Diego Rayes, científico del Conicet, estuvo presente en Primero Bahía para hablar en el día del investigador científico y contar cómo viven la actualidad.
«Para la gran mayoría de los y las investigadoras es un orgullo, es algo que nos gusta hacer, más allá de que estamos atravesando muchas dificultades, hacer ciencia en general es algo hermoso, es contestar preguntas, mantenerse siempre con la capacidad de sorprenderse, algo que pasa en general las hipótesis que uno tiene son erróneas y los experimentos muestran otras cosas, por lo que la interacción que se da con los jóvenes es algo que me atrae mucho, más allá de mi materia que es la neurociencia», comenzó diciendo Rayes.
Refirió además que «en el último tiempo las dificultades se fueron acentuando y ser científico en Argentina no es para nada siempre. Creo que nosotros debemos hacer autocrítica de cómo comunicamos lo que hacemos o la importancia que tiene para la sociedad, en el sentido en que ha ido cambiando en los últimos años pero históricamente los científicos estuvimos metidos en los laboratorios y es complicado saber lo que estuvimos estudiando».

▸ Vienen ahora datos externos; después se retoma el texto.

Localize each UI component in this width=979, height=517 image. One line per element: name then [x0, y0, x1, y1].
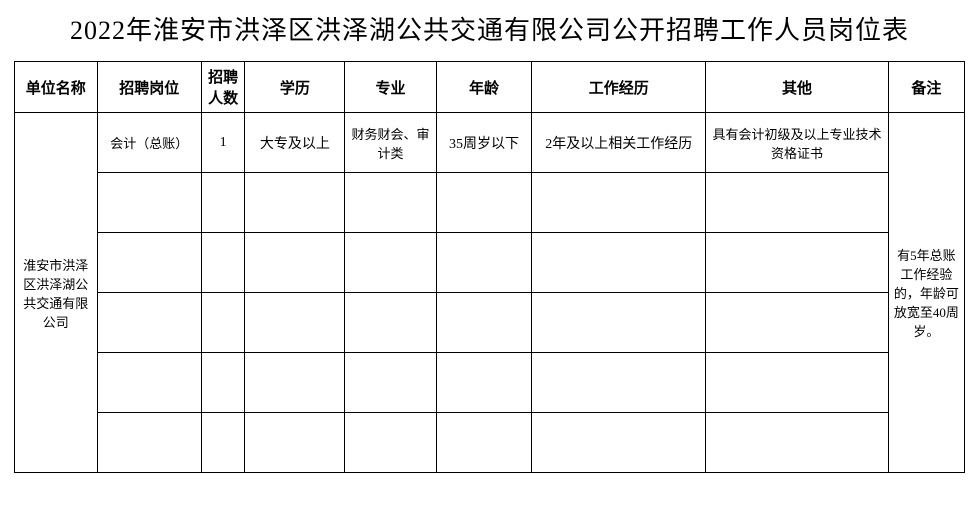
header-unit: 单位名称: [15, 62, 98, 113]
empty-cell: [201, 173, 244, 233]
empty-cell: [706, 413, 889, 473]
table-header-row: 单位名称 招聘岗位 招聘人数 学历 专业 年龄 工作经历 其他 备注: [15, 62, 965, 113]
header-experience: 工作经历: [532, 62, 706, 113]
empty-cell: [532, 173, 706, 233]
empty-cell: [532, 233, 706, 293]
recruitment-table: 单位名称 招聘岗位 招聘人数 学历 专业 年龄 工作经历 其他 备注 淮安市洪泽…: [14, 61, 965, 473]
table-row: [15, 293, 965, 353]
empty-cell: [436, 413, 532, 473]
empty-cell: [97, 233, 201, 293]
cell-count: 1: [201, 113, 244, 173]
empty-cell: [245, 173, 345, 233]
empty-cell: [245, 293, 345, 353]
cell-position: 会计（总账）: [97, 113, 201, 173]
empty-cell: [345, 353, 436, 413]
cell-major: 财务财会、审计类: [345, 113, 436, 173]
empty-cell: [97, 173, 201, 233]
empty-cell: [345, 173, 436, 233]
empty-cell: [532, 413, 706, 473]
empty-cell: [345, 293, 436, 353]
header-count: 招聘人数: [201, 62, 244, 113]
header-position: 招聘岗位: [97, 62, 201, 113]
table-row: 淮安市洪泽区洪泽湖公共交通有限公司 会计（总账） 1 大专及以上 财务财会、审计…: [15, 113, 965, 173]
empty-cell: [436, 233, 532, 293]
empty-cell: [532, 353, 706, 413]
header-other: 其他: [706, 62, 889, 113]
empty-cell: [97, 353, 201, 413]
empty-cell: [201, 353, 244, 413]
table-row: [15, 233, 965, 293]
cell-experience: 2年及以上相关工作经历: [532, 113, 706, 173]
page-title: 2022年淮安市洪泽区洪泽湖公共交通有限公司公开招聘工作人员岗位表: [14, 10, 965, 47]
empty-cell: [245, 413, 345, 473]
table-row: [15, 413, 965, 473]
empty-cell: [345, 413, 436, 473]
empty-cell: [345, 233, 436, 293]
empty-cell: [436, 173, 532, 233]
cell-remark: 有5年总账工作经验的，年龄可放宽至40周岁。: [888, 113, 964, 473]
empty-cell: [97, 413, 201, 473]
empty-cell: [97, 293, 201, 353]
header-major: 专业: [345, 62, 436, 113]
cell-unit: 淮安市洪泽区洪泽湖公共交通有限公司: [15, 113, 98, 473]
empty-cell: [706, 293, 889, 353]
empty-cell: [436, 353, 532, 413]
empty-cell: [706, 353, 889, 413]
empty-cell: [706, 173, 889, 233]
empty-cell: [436, 293, 532, 353]
table-row: [15, 353, 965, 413]
header-remark: 备注: [888, 62, 964, 113]
empty-cell: [201, 233, 244, 293]
header-age: 年龄: [436, 62, 532, 113]
cell-other: 具有会计初级及以上专业技术资格证书: [706, 113, 889, 173]
empty-cell: [706, 233, 889, 293]
empty-cell: [245, 353, 345, 413]
table-row: [15, 173, 965, 233]
cell-education: 大专及以上: [245, 113, 345, 173]
empty-cell: [532, 293, 706, 353]
cell-age: 35周岁以下: [436, 113, 532, 173]
header-education: 学历: [245, 62, 345, 113]
empty-cell: [201, 413, 244, 473]
empty-cell: [245, 233, 345, 293]
empty-cell: [201, 293, 244, 353]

«Las cosas han cambiado y es un desafío que tenemos con la comunidad científica. Lo que nosotros hacemos en nuestro laboratorio es observar como los animales en su sistema nervioso coordina las diferentes respuestas ante el estrés, ya que hay distintos tipos de estrés, el animal tiene que priorizar a qué responde ante la situación que se le pone», contó el científico.
Destacó también que «hoy no tenemos todo lo que necesitamos, es muy difícil acceder a financiamientos y en ese sentido en estos últimos años estamos sobreviviendo, hemos tenido ciclos en la historia de situaciones muy complicadas, pero lo que veo preocupante ahora es que estamos perdiendo material humano, porque cada vez menos gente quiere ingresar a hacer doctorados en el Conicet, eso va a generar una brecha importante que será difícil resolver».
«Los sueldos de los investigadores argentinos deben ser los más bajos hasta comparándolos con la región, seguro es el que menos poder de compra tiene. Cuando uno elige la carrera de ciencia uno no busca el rédito económico, es vivir dignamente, sin tener preocupaciones económicas. No tengo respuesta de porque ocurren ciertas cosas, aunque la capacidad científica de Argentina es muy grande y eso sí nos diferencia de la región, estamos a la vanguardia de la investigación científica en ciertas áreas y tiene que ver por la formación de las universidades y la creación del Conicet», admitió.
Para cerrar dijo que «hay grupos afuera que valoran lo que se hace acá. En realidad sueño o mis sueños tienen que ver con esta altura del partido, como comunidad científica, yo lo que sueño es una utopía o algo que no logré ver es tener un sistema científico robusto, llegar a la sociedad para que valore lo que nosotros hacemos y sacar esa idea o pedestal que a veces nos autoponemos, somos trabajadores como cualquier otra persona, donde los jóvenes, estudiantes, se vean representados y quieran hacer ciencia. Hoy por hoy la situación es triste pero ese es el sueño que yo tengo».